Crítica de la crítica. Park Chan-wook, Stoker: ¿por qué lo que “no se parece a nada que usted haya visto antes” ha de ser “un ejercicio de manierismo en el alambre del exceso”? Esto es lo que dice la crítica de esta película, cuyas imágenes por otra parte no me parecen tan irreconocibles en la cartelera. Pero la cuestión es otra: ¿hay algún descubrimiento o sólo variaciones, manipulaciones de lo ya dado, en estos casos de renovación por la forma, de formalismo extremo al menos según se lo suele considerar?

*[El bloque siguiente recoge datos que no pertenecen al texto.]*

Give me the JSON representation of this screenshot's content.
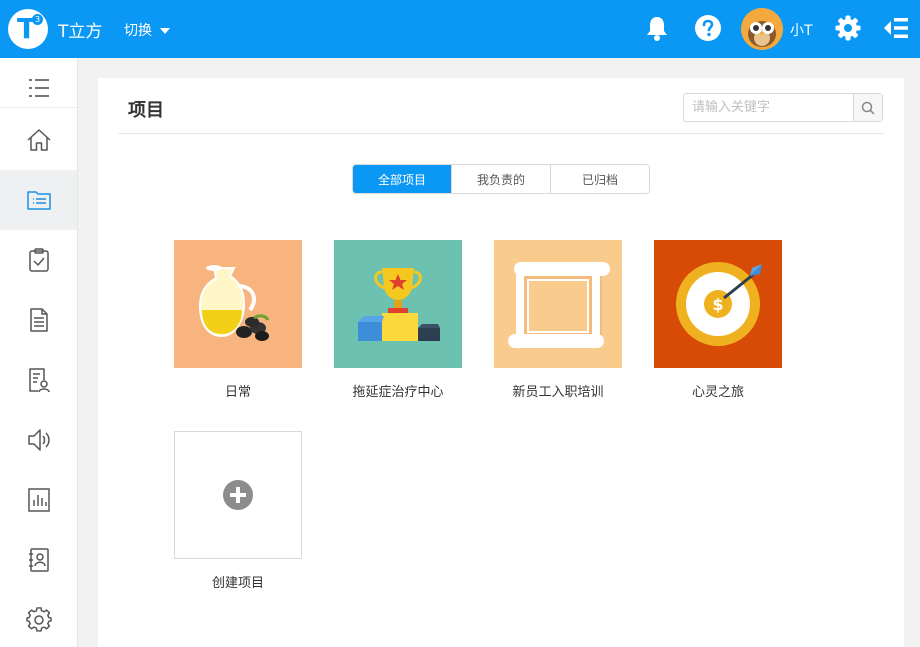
{
  "header": {
    "logo_letter": "T",
    "logo_sup": "3",
    "app_name": "T立方",
    "switch_label": "切换",
    "username": "小T",
    "icons": [
      "bell-icon",
      "help-icon",
      "settings-icon",
      "collapse-menu-icon"
    ]
  },
  "sidebar": {
    "items": [
      {
        "icon": "menu-icon",
        "active": false
      },
      {
        "icon": "home-icon",
        "active": false
      },
      {
        "icon": "project-list-icon",
        "active": true
      },
      {
        "icon": "clipboard-check-icon",
        "active": false
      },
      {
        "icon": "document-icon",
        "active": false
      },
      {
        "icon": "contact-document-icon",
        "active": false
      },
      {
        "icon": "speaker-icon",
        "active": false
      },
      {
        "icon": "bar-chart-icon",
        "active": false
      },
      {
        "icon": "address-book-icon",
        "active": false
      },
      {
        "icon": "gear-icon",
        "active": false
      }
    ]
  },
  "main": {
    "title": "项目",
    "search": {
      "placeholder": "请输入关键字",
      "value": ""
    },
    "tabs": [
      {
        "label": "全部项目",
        "active": true
      },
      {
        "label": "我负责的",
        "active": false
      },
      {
        "label": "已归档",
        "active": false
      }
    ],
    "projects": [
      {
        "name": "日常",
        "icon": "oil-jug-icon",
        "bg": "#f8b47e"
      },
      {
        "name": "拖延症治疗中心",
        "icon": "trophy-podium-icon",
        "bg": "#6cc1b0"
      },
      {
        "name": "新员工入职培训",
        "icon": "scroll-icon",
        "bg": "#f9cc8e"
      },
      {
        "name": "心灵之旅",
        "icon": "target-arrow-icon",
        "bg": "#d84b07"
      }
    ],
    "create_label": "创建项目"
  },
  "colors": {
    "accent": "#0b97f4",
    "sidebar_active": "#eef0f2"
  }
}
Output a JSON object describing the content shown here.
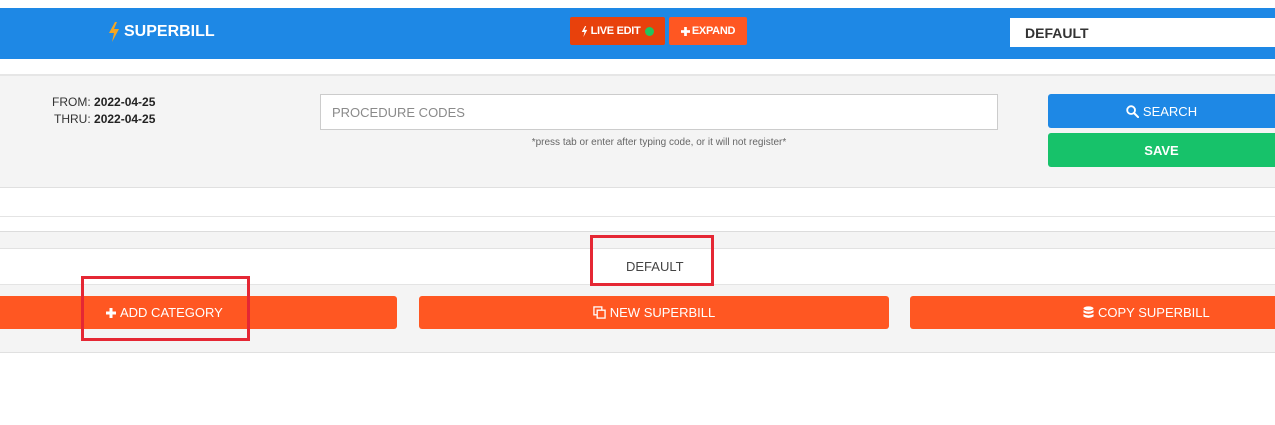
{
  "header": {
    "brand": "SUPERBILL",
    "live_edit_label": "LIVE EDIT",
    "expand_label": "EXPAND",
    "profile_value": "DEFAULT"
  },
  "filters": {
    "from_label": "FROM:",
    "from_value": "2022-04-25",
    "thru_label": "THRU:",
    "thru_value": "2022-04-25",
    "procedure_placeholder": "PROCEDURE CODES",
    "procedure_value": "",
    "hint": "*press tab or enter after typing code, or it will not register*",
    "search_label": "SEARCH",
    "save_label": "SAVE"
  },
  "superbill": {
    "name": "DEFAULT"
  },
  "actions": {
    "add_category_label": "ADD CATEGORY",
    "new_superbill_label": "NEW SUPERBILL",
    "copy_superbill_label": "COPY SUPERBILL"
  },
  "colors": {
    "header_blue": "#1e88e5",
    "orange": "#ff5722",
    "live_edit_red": "#e8410c",
    "save_green": "#17c26a",
    "highlight_red": "#e52734",
    "brand_bolt": "#f5a623"
  },
  "icons": {
    "brand": "lightning-bolt-icon",
    "live_status": "green-dot-icon",
    "expand": "plus-icon",
    "search": "magnifier-icon",
    "add": "plus-icon",
    "new": "copy-icon",
    "copy": "database-icon"
  }
}
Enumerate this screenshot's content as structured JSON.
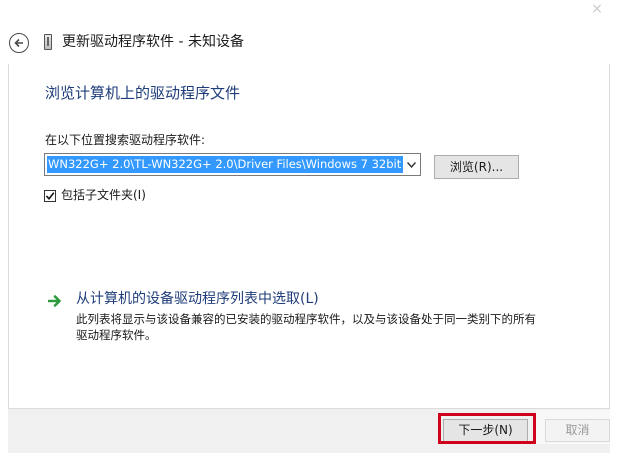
{
  "window": {
    "title": "更新驱动程序软件 - 未知设备",
    "close_glyph": "×"
  },
  "heading": "浏览计算机上的驱动程序文件",
  "search": {
    "label": "在以下位置搜索驱动程序软件:",
    "path_value": "WN322G+ 2.0\\TL-WN322G+ 2.0\\Driver Files\\Windows 7 32bit",
    "browse_label": "浏览(R)..."
  },
  "include_subfolders": {
    "label": "包括子文件夹(I)",
    "checked": true
  },
  "pick_from_list": {
    "title": "从计算机的设备驱动程序列表中选取(L)",
    "description": "此列表将显示与该设备兼容的已安装的驱动程序软件，以及与该设备处于同一类别下的所有驱动程序软件。"
  },
  "footer": {
    "next_label": "下一步(N)",
    "cancel_label": "取消"
  },
  "colors": {
    "heading_blue": "#1f3d7a",
    "selection_blue": "#3399ff",
    "link_arrow_green": "#2e9a3e",
    "highlight_red": "#d0021b"
  },
  "icons": {
    "back": "back-arrow-icon",
    "device": "device-icon",
    "combo": "chevron-down-icon",
    "checkbox": "checkmark-icon",
    "link": "green-arrow-icon"
  }
}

Los momentos de desembarco de la historia del cine, Lumiére o Griffith, Ford o Renoir, el neorrealismo o la nouvelle vague, se nos aparecen en cambio como simplificaciones, como aperturas de una vía muy simple hacia una realidad más compleja precisamente por los nuevos elementos que estos enfoques más desprejuiciados hacían aparecer. En el viejo cine se trataba de una luz que penetraba en una cámara oscura; hoy se hace evidente que el espacio no es un lugar sino un concepto, pero nadie salta fuera de su propia sombra.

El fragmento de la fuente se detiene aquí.